特に殺人事件の場合、客観的証拠が無くても「死体があり自白があれば有罪にできるのが法律のシステム」と言われています。「取り調べの可視化」が声高に叫ばれるようになったのも故なきことではありません。

「死刑」それとも「無罪」・・・・・もしあなたが「袴田事件」を裁く裁判員の立場にあったらはたしてどんな判決を出すでしょうか。
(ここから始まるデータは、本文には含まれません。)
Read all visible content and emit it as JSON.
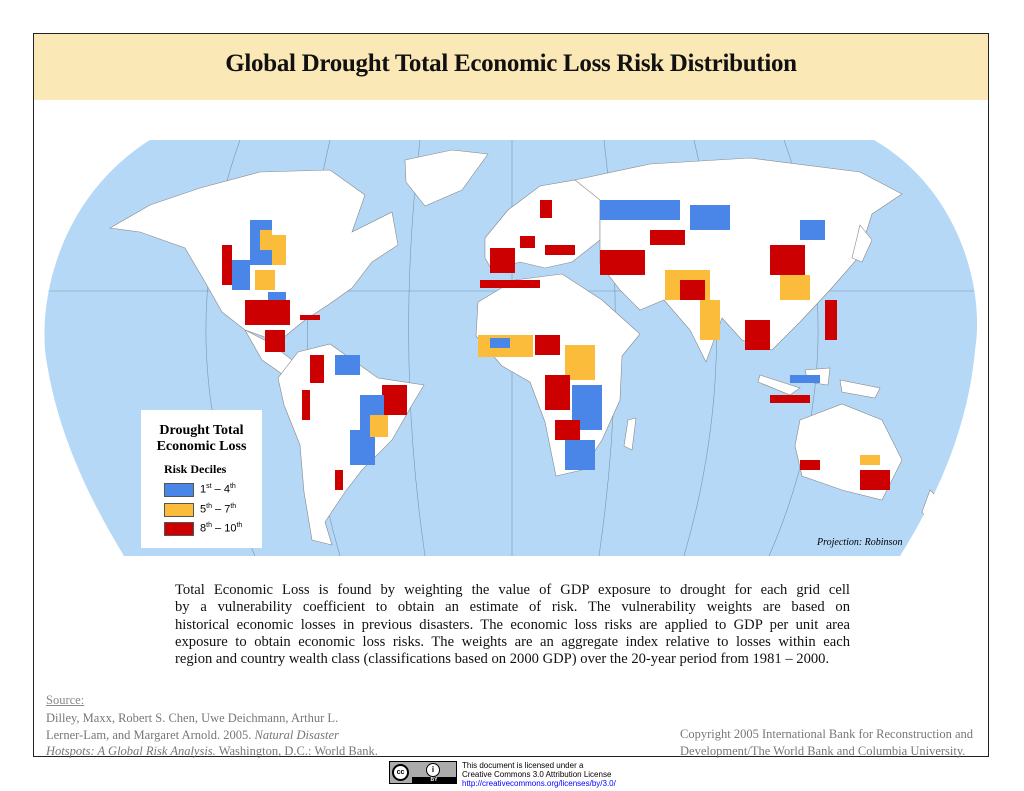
{
  "title": "Global Drought Total Economic Loss Risk Distribution",
  "legend": {
    "title_line1": "Drought Total",
    "title_line2": "Economic Loss",
    "subtitle": "Risk Deciles",
    "items": [
      {
        "from": "1",
        "from_sup": "st",
        "to": "4",
        "to_sup": "th",
        "color": "#4a86e8"
      },
      {
        "from": "5",
        "from_sup": "th",
        "to": "7",
        "to_sup": "th",
        "color": "#fbbc3c"
      },
      {
        "from": "8",
        "from_sup": "th",
        "to": "10",
        "to_sup": "th",
        "color": "#cc0000"
      }
    ],
    "dash": "–"
  },
  "projection": "Projection: Robinson",
  "colors": {
    "ocean": "#b5d8f7",
    "land": "#ffffff",
    "title_band": "#fbe8b7"
  },
  "description_lines": [
    "Total Economic Loss is found by weighting the value of GDP exposure to drought for each grid cell",
    "by a vulnerability coefficient to obtain an estimate of risk. The vulnerability weights are based on",
    "historical economic losses in previous disasters. The economic loss risks are applied to GDP per unit area",
    "exposure to obtain economic loss risks. The weights are an aggregate index relative to losses within each",
    "region and country wealth class (classifications based on 2000 GDP) over the 20-year period from 1981 – 2000."
  ],
  "source": {
    "heading": "Source:",
    "line1": "Dilley, Maxx, Robert S. Chen, Uwe Deichmann, Arthur L.",
    "line2a": "Lerner-Lam, and Margaret Arnold. 2005. ",
    "line2b": "Natural Disaster",
    "line3a": "Hotspots: A Global Risk Analysis.",
    "line3b": " Washington, D.C.: World Bank."
  },
  "copyright": {
    "line1": "Copyright 2005 International Bank for Reconstruction and",
    "line2": "Development/The World Bank and Columbia University."
  },
  "license": {
    "badge": "cc",
    "by": "BY",
    "info": "i",
    "line1": "This document is licensed under a",
    "line2": "Creative Commons 3.0 Attribution License",
    "url": "http://creativecommons.org/licenses/by/3.0/"
  }
}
裁判員裁判に参加することが国民の義務となったいま、この映画が「人が人を裁く」ことの意味を再考する一助になればと思います。

先日、試写会をご覧になられた村上正邦氏(元労相)、鈴木宗男氏(衆院外務委員長)、佐藤優氏(作家)は、次のような感想を寄せられています。

「この映画で、熊本裁判官のように、真実を貫こうとする正義の司法関係者がいることを知りました。法治国家として、日本国を強固にするためには、国民に信頼される司法を確立することが必要不可欠だと痛感しました」(村上正邦氏)

「密室での過酷な取り調べはまさに拷問です。 映画では実にリアルに描かれています。また検察・警察のリークによって、私は嵐のようなムネオバッシングに晒されましたが、守秘義務違反のリークは今後、根絶しなければいけません」(鈴木宗男氏)

「袴田さんが冤罪に陥れられる様子をみて、怒りに全身が震えました。司法の健全化を願う全ての人にこの映画をみてほしい」(佐藤優氏)

映画「BOX 袴田事件 命とは」の試写会を左記の要領で開催いたします。ご多用中のこととは存じますが、なにとぞ、ご攪乱いただきたく、ここよりお願い申し上げます。

敬具

(後略)

である。五月下旬に封切上映される予定であるが、冒頭に記したように4月7日に入場無料の試写会が行われるので、ご関心の向きに参加を勧める。ご参考まで。